One skilled in the art will appreciate readily that the present invention is well adapted to carry out the objects and obtain the ends and advantages mentioned, as well as those objects, ends and advantages inherent herein. Changes therein and other uses which are encompassed within the spirit of the invention as defined by the scope of the claims will occur to those skilled in the art.

Claims

1-37. (canceled)

38. A synthetic compound having a chemical structure comprising:

one or more substituted or unsubstituted heterocyclic aromatic ring moieties covalently coupled in a size and shape designed to bind to one or more docking domain regions of an extracellular signal-reduction kinase without interfering with an ATP binding domain therein, said design based at least in part on computer-aided drug design models.

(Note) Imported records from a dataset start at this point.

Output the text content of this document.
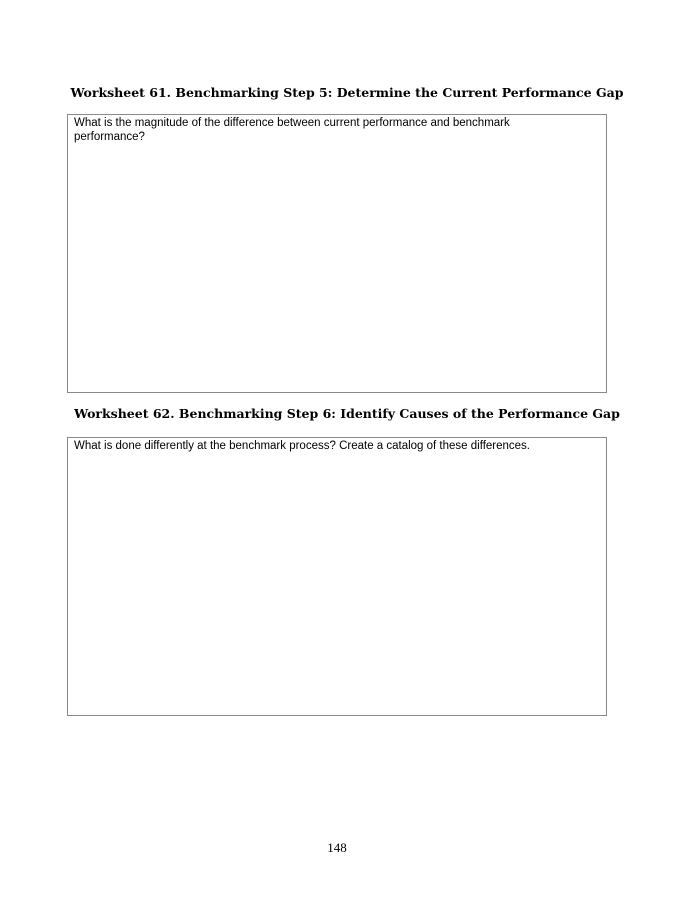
Worksheet 61. Benchmarking Step 5: Determine the Current Performance Gap

What is the magnitude of the difference between current performance and benchmark performance?

Worksheet 62. Benchmarking Step 6: Identify Causes of the Performance Gap

What is done differently at the benchmark process? Create a catalog of these differences.

148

39. The synthetic compound of claim 38, wherein said heterocyclic aromatic ring comprises nitrogen, sulfur, or oxygen heteroatoms or a combination thereof.

40. The synthetic compound of claim 38, wherein one or more of said substituted heterocyclic aromatic ring moieties comprises at least one of a pendant heteroatom, a pendant moiety having one or more heteroatoms, a side-chain having one or more heteroatoms or a combination thereof.

41. The synthetic compound of claim 38, wherein said extracellular signal-reduction kinase is ERK1 or ERK2.

42. The synthetic compound of claim 38, wherein said docking domain region(s) comprises one or more of a CD domain, an ED domains, a SB domain, or a MS domain.

43. The synthetic compound of claim 42, wherein said compound forms a bond with residues Asp316, Asp319 or a combination thereof comprising the CD domain and with at least one of residues Glu79, Asn80, Gln130, Arg133, Tyr314, Gln313 comprising the ED domain.

44. An extracellular signal-regulated kinase inhibitory compound having a chemical structure comprising one or more substituted or unsubstituted heterocyclic aromatic ring moieties comprise nitrogen, sulfur, or oxygen heteroatoms or a combination thereof and further comprises at least one of a pendant heteroatom, a pendant moiety having one or more heteroatoms, a side-chain having one or more heteroatoms or a combination thereof covalently coupled in a size and shape, said substituted heterocyclic aromatic ring moieties designed to bind to one or more docking domain regions of an extracellular signal-reduction kinase without interfering with an ATP binding domain therein.

45. The extracellular signal-regulated kinase inhibitory compound of claim 44, wherein said docking domain region(s) comprises one or more of a CD domain, an ED domains, a SB domain, or a MS domain.

46. The extracellular signal-regulated kinase inhibitory compound of claim 44, wherein said compound binds with residues Asp316, Asp319 or a combination thereof comprising the CD domain and with at least one of residues Glu79, Asn80, Gln130, Arg133, Tyr314, Gln313 comprising the ED domain.

47. An extracellular signal-regulated kinase inhibitory compound having a chemical structure comprising one or more substituted or unsubstituted heterocyclic aromatic ring moieties comprising nitrogen, sulfur, or oxygen heteroatoms or a combination, and said substituted heterocyclic aromatic ring moieties comprises at least one of a pendant heteroatom, a pendant moiety having one or more heteroatoms, a side-chain having one or more heteroatoms or a combination thereof covalently coupled in a size and shape designed to bind within a CD or ED docking domain region of an extracellular signal-reduction kinase without interfering with an ATP binding domain therein, wherein said compound forms a bond with residues Asp316, Asp319 or a combination thereof comprising the CD domain and with at least one of residues Glu79, Asn80, Gln130, Arg133, Tyr314, Gln313 comprising the ED domain.